For instance, Alghamdi et al. [5] highlighted that the Celosia argentea-mediated ZnO NPs showed a non-uniform spherical shape (Figure 12). Also, Naiel et al. [44] noted that hexagonal/cubic forms of green-produced ZnO NPs, with an average size of approximately 41 nm, were visible in the TEM images of ZnO NPs prepared from an extract of Limonium pruinosum L. Chaz. According to Khan et al. [86], ZnO NPs generated from strawberry waste extract were well-distributed, homogenous, mostly spherical, and well-crystalline, with an average size of 50 nm. For example, Gamedze et al. [68] reported an average size of 30.50 nm for ZnO NPs synthesized using an aqueous extract of Mucuna pruriens (utilis), whereas Chan et al. [109] reported an average size of 14.21 nm for ZnO NPs synthesized from the leaf extract of mangosteen (Garcinia mangostana L.). Also, a study conducted by Mbenga et al. [67] documented an average size of 45.26 nm for ZnO NPs synthesized using an extract of Tulbaghia violacea. Naiel et al. [44] established that ZnO NPs synthesized using an aqueous extract of sea lavender, Limonium pruinosum (L.) Chaz., as a reducing agent, showed a hexagonal/cubic shape with an average size of ~ 41 nm in TEM analysis. Also, in another study, ZnO NPs synthesized from Myristica fragrans showed spherical- to hexagonal-shaped particles with a grain size of 35.5 nm [94]. The investigation by Mohamed et al. [12] revealed that ZnO NPs synthesized using fruit extracts of Hyphaene thebaica showed a quasi-spherical morphology on HR-TEM analysis. Also, Pelargonium odoratissimum (L.)-mediated ZnO NPs displayed hexagonal shapes with an average size of 34.12 nm in TEM analysis [27]. The study by Velsankar et al. [91] found that ZnO NPs prepared from Echinochloa frumentacea grain powder extract were hexagonal with definite edges and sizes ranging from 35 to 85 nm. Furthermore, TEM analysis of Mentha piperita-ZnO NPs revealed globular and oblong-shaped nanoparticles with sizes ranging from 15 to 27 nm. The even distribution and capping of biomolecules in the extract were demonstrated by the size and shape of the ZnO NPs. The investigation by Abduljabbar et al. [110] found that ZnO NPs prepared from Euphorbia retusa extract were spherical, trigonal, and tetragonal shapes.

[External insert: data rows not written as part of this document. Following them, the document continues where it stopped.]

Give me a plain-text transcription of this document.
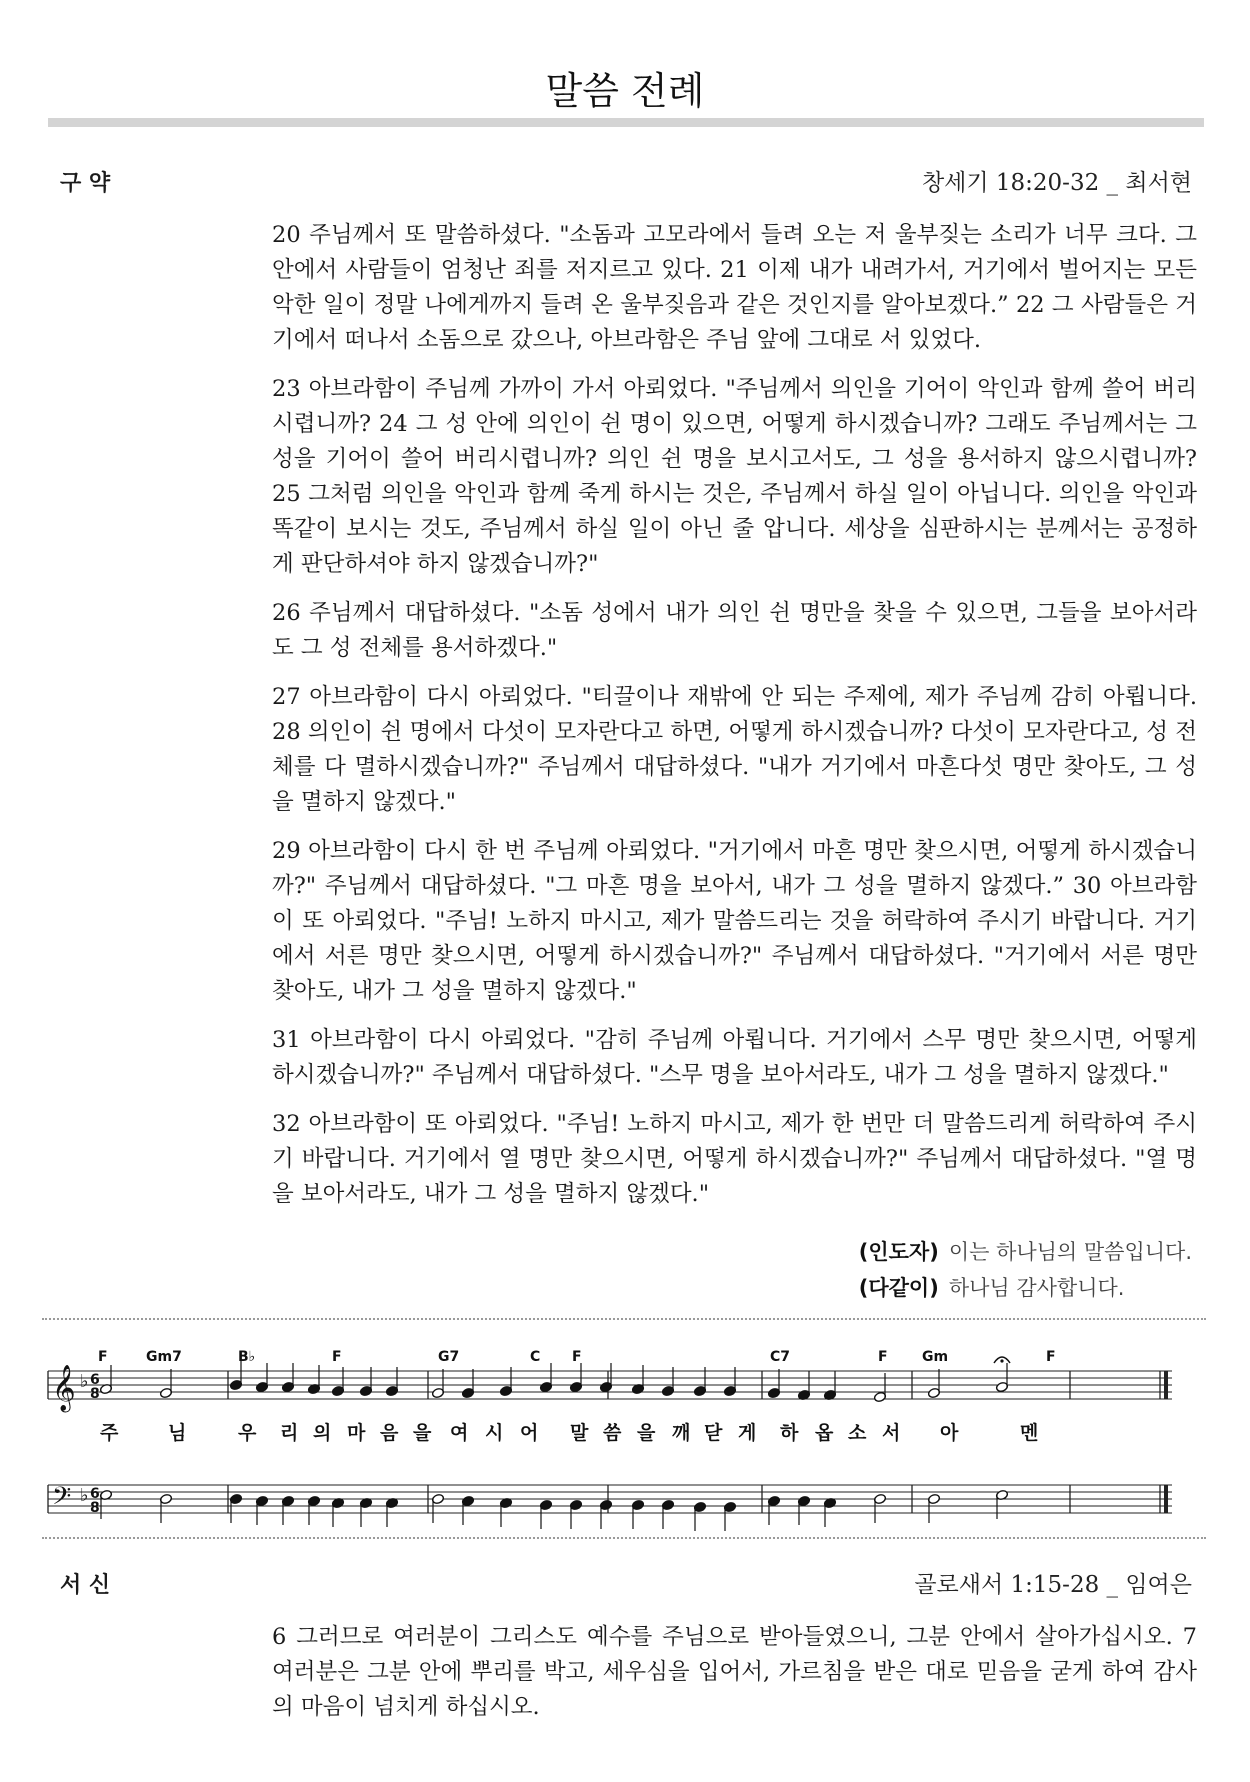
말씀 전례
구 약	창세기 18:20-32 _ 최서현

20 주님께서 또 말씀하셨다. "소돔과 고모라에서 들려 오는 저 울부짖는 소리가 너무 크다. 그 안에서 사람들이 엄청난 죄를 저지르고 있다. 21 이제 내가 내려가서, 거기에서 벌어지는 모든 악한 일이 정말 나에게까지 들려 온 울부짖음과 같은 것인지를 알아보겠다.” 22 그 사람들은 거기에서 떠나서 소돔으로 갔으나, 아브라함은 주님 앞에 그대로 서 있었다.

23 아브라함이 주님께 가까이 가서 아뢰었다. "주님께서 의인을 기어이 악인과 함께 쓸어 버리시렵니까? 24 그 성 안에 의인이 쉰 명이 있으면, 어떻게 하시겠습니까? 그래도 주님께서는 그 성을 기어이 쓸어 버리시렵니까? 의인 쉰 명을 보시고서도, 그 성을 용서하지 않으시렵니까? 25 그처럼 의인을 악인과 함께 죽게 하시는 것은, 주님께서 하실 일이 아닙니다. 의인을 악인과 똑같이 보시는 것도, 주님께서 하실 일이 아닌 줄 압니다. 세상을 심판하시는 분께서는 공정하게 판단하셔야 하지 않겠습니까?"

26 주님께서 대답하셨다. "소돔 성에서 내가 의인 쉰 명만을 찾을 수 있으면, 그들을 보아서라도 그 성 전체를 용서하겠다."

27 아브라함이 다시 아뢰었다. "티끌이나 재밖에 안 되는 주제에, 제가 주님께 감히 아룁니다. 28 의인이 쉰 명에서 다섯이 모자란다고 하면, 어떻게 하시겠습니까? 다섯이 모자란다고, 성 전체를 다 멸하시겠습니까?" 주님께서 대답하셨다. "내가 거기에서 마흔다섯 명만 찾아도, 그 성을 멸하지 않겠다."

29 아브라함이 다시 한 번 주님께 아뢰었다. "거기에서 마흔 명만 찾으시면, 어떻게 하시겠습니까?" 주님께서 대답하셨다. "그 마흔 명을 보아서, 내가 그 성을 멸하지 않겠다.” 30 아브라함이 또 아뢰었다. "주님! 노하지 마시고, 제가 말씀드리는 것을 허락하여 주시기 바랍니다. 거기에서 서른 명만 찾으시면, 어떻게 하시겠습니까?" 주님께서 대답하셨다. "거기에서 서른 명만 찾아도, 내가 그 성을 멸하지 않겠다."

31 아브라함이 다시 아뢰었다. "감히 주님께 아룁니다. 거기에서 스무 명만 찾으시면, 어떻게 하시겠습니까?" 주님께서 대답하셨다. "스무 명을 보아서라도, 내가 그 성을 멸하지 않겠다."

32 아브라함이 또 아뢰었다. "주님! 노하지 마시고, 제가 한 번만 더 말씀드리게 허락하여 주시기 바랍니다. 거기에서 열 명만 찾으시면, 어떻게 하시겠습니까?" 주님께서 대답하셨다. "열 명을 보아서라도, 내가 그 성을 멸하지 않겠다."

(인도자) 이는 하나님의 말씀입니다.
(다같이) 하나님 감사합니다.
𝄞
𝄢
♭ 6
8
♭ 6
8
F	Gm7	B♭	F	G7	C F	C7	F Gm	F
주	님	우 리 의 마 음 을 여 시 어 말 씀 을 깨 닫 게 하 옵 소 서 아	멘
서 신	골로새서 1:15-28 _ 임여은

6 그러므로 여러분이 그리스도 예수를 주님으로 받아들였으니, 그분 안에서 살아가십시오. 7 여러분은 그분 안에 뿌리를 박고, 세우심을 입어서, 가르침을 받은 대로 믿음을 굳게 하여 감사의 마음이 넘치게 하십시오.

3. Biocompatibility and Cytotoxicity Testing

Zinc plays a vital function in maintaining cell homeostasis and is a significant cofactor in various biological processes, making zinc oxide biocompatible. ZnO either participates in the body’s active nutritional processes or degrades fast. ZnO NPs are innately more cytotoxic to in vitro cancer cells compared to other metal nanoparticles. Although extracellular zinc oxide is innocuous, higher intracellular zinc oxide concentrations may indicate increased cytotoxicity due to zinc-mediated protein synthesis mismatch and oxidative stress [111]. The biocompatibility of ZnO NPs in blood was evaluated through hemolytic activity testing. Hemolysis consistently indicates a substance’s biological incompatibility since it depends on the direct or indirect adverse impact on the red blood cell membrane. Assessing a biomaterial’s safety in blood contact is one test used to determine its hemolytic potential [112]. Hemolysis occurs when red blood cells break down and release hemoglobin. For example, Neamah et al. [113] found that ZnO NPs generated from Capparis spinosa fruit extract had lower hemolytic activity compared to the control at dosages ranging from 7.5 to 120 μg/mL.

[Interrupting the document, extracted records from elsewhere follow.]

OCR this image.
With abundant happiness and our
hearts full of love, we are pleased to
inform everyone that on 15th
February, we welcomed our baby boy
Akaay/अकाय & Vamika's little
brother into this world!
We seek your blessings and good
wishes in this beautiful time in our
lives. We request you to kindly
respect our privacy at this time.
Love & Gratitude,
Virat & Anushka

The cytotoxicity test is usually conducted using the 3-(4,5-Dimethylthiazol-2-yl)-2,5-diphenyltetrazolium bromide (MTT) assay [114]. For example, ZnO NPs produced using fruit extract from Capparis spinosa L. showed no cytotoxic activity against normal cells (a healthy L929 fibroblast cell line) in a dose-dependent manner [113]. Majeed et al. [115] recorded less cytotoxic activity of ZnO NPs synthesized from Artocarpus heterophyllus against Vero cells. According to Abduljabbar et al. [110], ZnO NPs produced with Euphorbia retusa extract demonstrated moderate activity against hepatocellular carcinoma (HePG-2) and breast cancer (MCF-7) cells, with IC₅₀ values of 31.75 and 30.05 µg/mL, respectively, and a cytotoxic effect on the human prostate (PC3) cell line (IC₅₀ = 16.04 µg/mL). In a different study, ZnO NPs produced from pomegranate peel considerably reduced the viability of colon cancer cell lines (HCT116) and MCF7 in a dose-dependent manner. By reducing cell viability to 0% at 50 µg/mL, ZnO NPs can eliminate MCF7. Neamah et al. [113] reported that ZnO NPs from Capparis spinosa demonstrated a low cytotoxic effect on L929 normal fibroblast cells.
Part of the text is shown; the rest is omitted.